Over the last few months, the United States Olympic men’s ice hockey team has taken American fans on quite a rollercoaster ride. Beginning with a controversial selection process which ruffled more than a few feathers, all the way through Saturday’s embarrassing effort against a very good Finnish team, this Olympic experience has a lot of people wondering where USA Hockey goes from here.
At The Big House in Ann Arbor, MI, on January 1st, the final Olympic roster was named following the Winter Classic. Therein lies another confusing decision: The U.S. Women’s team roster was named between periods of one of the most watched regular-season games of the year. The Men’s team waited until the game was over, as the 100,000+ freezing fans in attendance made their way to the exits and American TV audience got ready to change the channel. I’m not sure who made the programming decision to do this but it begs the question: Was it done intentionally to highlight the Women’s team? Or was USA Hockey aware they were about to reveal some unpopular decisions and were okay with downplaying the reveal? To me, this was the first big missed opportunity. You’ve got the undivided attention of the entire American hockey world, who are ready to be inspired to get behind this team, and you wait till they are reaching for remote.
Maybe USA Hockey was a little concerned about the roster they were about to release. Of course, several players were virtual locks: Zach Parise, Patrick Kane, Phil Kessel. There were a few raised eyebrows over the goaltenders: Ryan Miller, Jonathan Quick, and Jimmy Howard (possibly bring Ben Bishop?) But there were some serious questions about scorers who were going to be left at home: forwards Bobby Ryan, a member of the 2010 silver medal team, and Kyle Okposo, and defensemen Dustin Byfuglien, Keith Yandle, and ’10 vets Erik and Jack Johnson.
We were told his team would be fast, with some size up front, and the defensive pairings would be good in transition. They were, overall, a young group with speed who were “able to skate with anyone” in the tournament. Being “able to skate with anyone” sounds good in theory, but considering the firepower that everyone knew would be waiting on the benches of Canada, Sweden, and Russia, it left a little to be desired.
So the tournament got underway with pool play and Team USA fairly easily slipped past Zdeno Chára and Slovakia. That was followed by what could have been an all-time iconic USA Hockey moment, when T.J. Oshie (who most of America had never heard of before February 15th) beat Russia’s Sergei Bobrovsky on 4 out of 6 penalty shots to claim victory for Team USA. The Americans seemed to be unfazed by the emotional win, as they cruised by Slovenia to claim the #2 seed in the medal round tournament.

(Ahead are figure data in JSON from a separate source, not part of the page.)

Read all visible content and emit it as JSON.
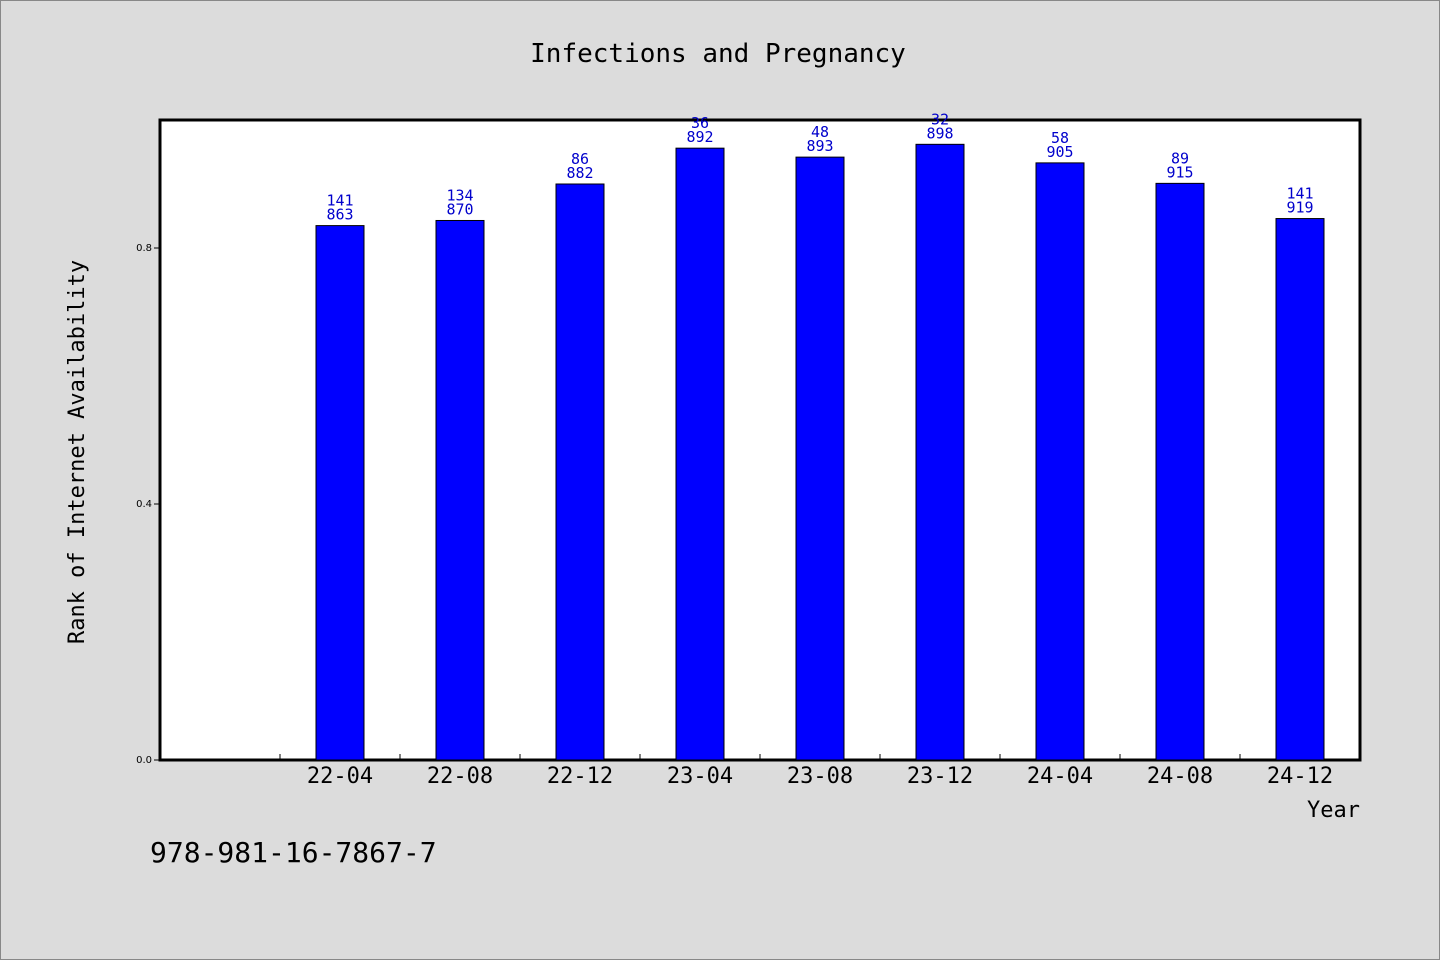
{
  "chart_data": {
    "type": "bar",
    "title": "Infections and Pregnancy",
    "xlabel": "Year",
    "ylabel": "Rank of Internet Availability",
    "categories": [
      "22-04",
      "22-08",
      "22-12",
      "23-04",
      "23-08",
      "23-12",
      "24-04",
      "24-08",
      "24-12"
    ],
    "values": [
      0.835,
      0.843,
      0.9,
      0.956,
      0.942,
      0.962,
      0.933,
      0.901,
      0.846
    ],
    "bar_labels_top": [
      "141",
      "134",
      "86",
      "36",
      "48",
      "32",
      "58",
      "89",
      "141"
    ],
    "bar_labels_bottom": [
      "863",
      "870",
      "882",
      "892",
      "893",
      "898",
      "905",
      "915",
      "919"
    ],
    "ylim": [
      0,
      1.0
    ],
    "yticks": [
      0.0,
      0.4,
      0.8
    ],
    "ytick_labels": [
      "0.0",
      "0.4",
      "0.8"
    ],
    "grid": false,
    "bar_color": "#0000ff",
    "label_color": "#0000cc"
  },
  "footer": {
    "isbn": "978-981-16-7867-7"
  }
}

In the quaterfinals, USA squared off with a veteran-laden Czech Republic team, USA responded well and won easily. At 2:01 of the third period of that game, Phil Kessel scored the 5th goal of the night for the Americans. They would not score another goal for the rest of the tournament.
In the semifinal game against Canada, only the superb play of Jonathan Quick kept the game from turning into a blowout. I agree with Cam Cole of the Vancouver Sun when he called it “the most lopsided 1-0 game ever.” As a result, Team USA would meet Finland in the bronze medal game the next day. I’m assuming that head coach Dan Bylsma must have told the team the wrong day or time for the bronze medal game, because they never showed up. A lackluster effort ended with Finland routing Team USA 5-0.
So what’s wrong with American hockey? And just as importantly, how does it get fixed?
First of all, Team USA didn’t seem to embrace the two-week long tournament. They shot out of the gate quickly, but didn’t really do much to get better as the Olympics progressed. They stagnated, and even took steps backward as the competition around them got more intense. Which lead to…
The biggest thing I noticed about this team was their own lack of confidence. Sure, Patrick Kane has swagger and Jonathan Quick has his moments of ego, but as a team, they feared Canada. (I’m leaving out the Finland game for now, since that was just ridiculous.) There was not a sense of equality even from the opening face-off. It seemed, to a man, they knew they were over-matched and played with such temerity that they never even gave themselves a chance to win.
Also, I should clarify: Canada deserved to win the gold medal. They improved with each game, played the best team hockey, and peaked in the last two games. They were head and shoulders above the rest of the world this time around…although, I was a little disappointed in Sweden’s gold medal game performance.
So, would Bobby Ryan or a couple of Johnsons have provided USA with a different outcome? I honestly don’t think it would have even made the difference of a single goal. This team skated fast and moved the puck around….okay, maybe they could have used more scoring ability. As much as it pains me to say, with all the 1980 Lake Placid “Miracle” references everywhere, it seemed that in the 2014 Olympic Games in Sochi, Russia, the one thing the United States men’s hockey team lacked most…..was heart.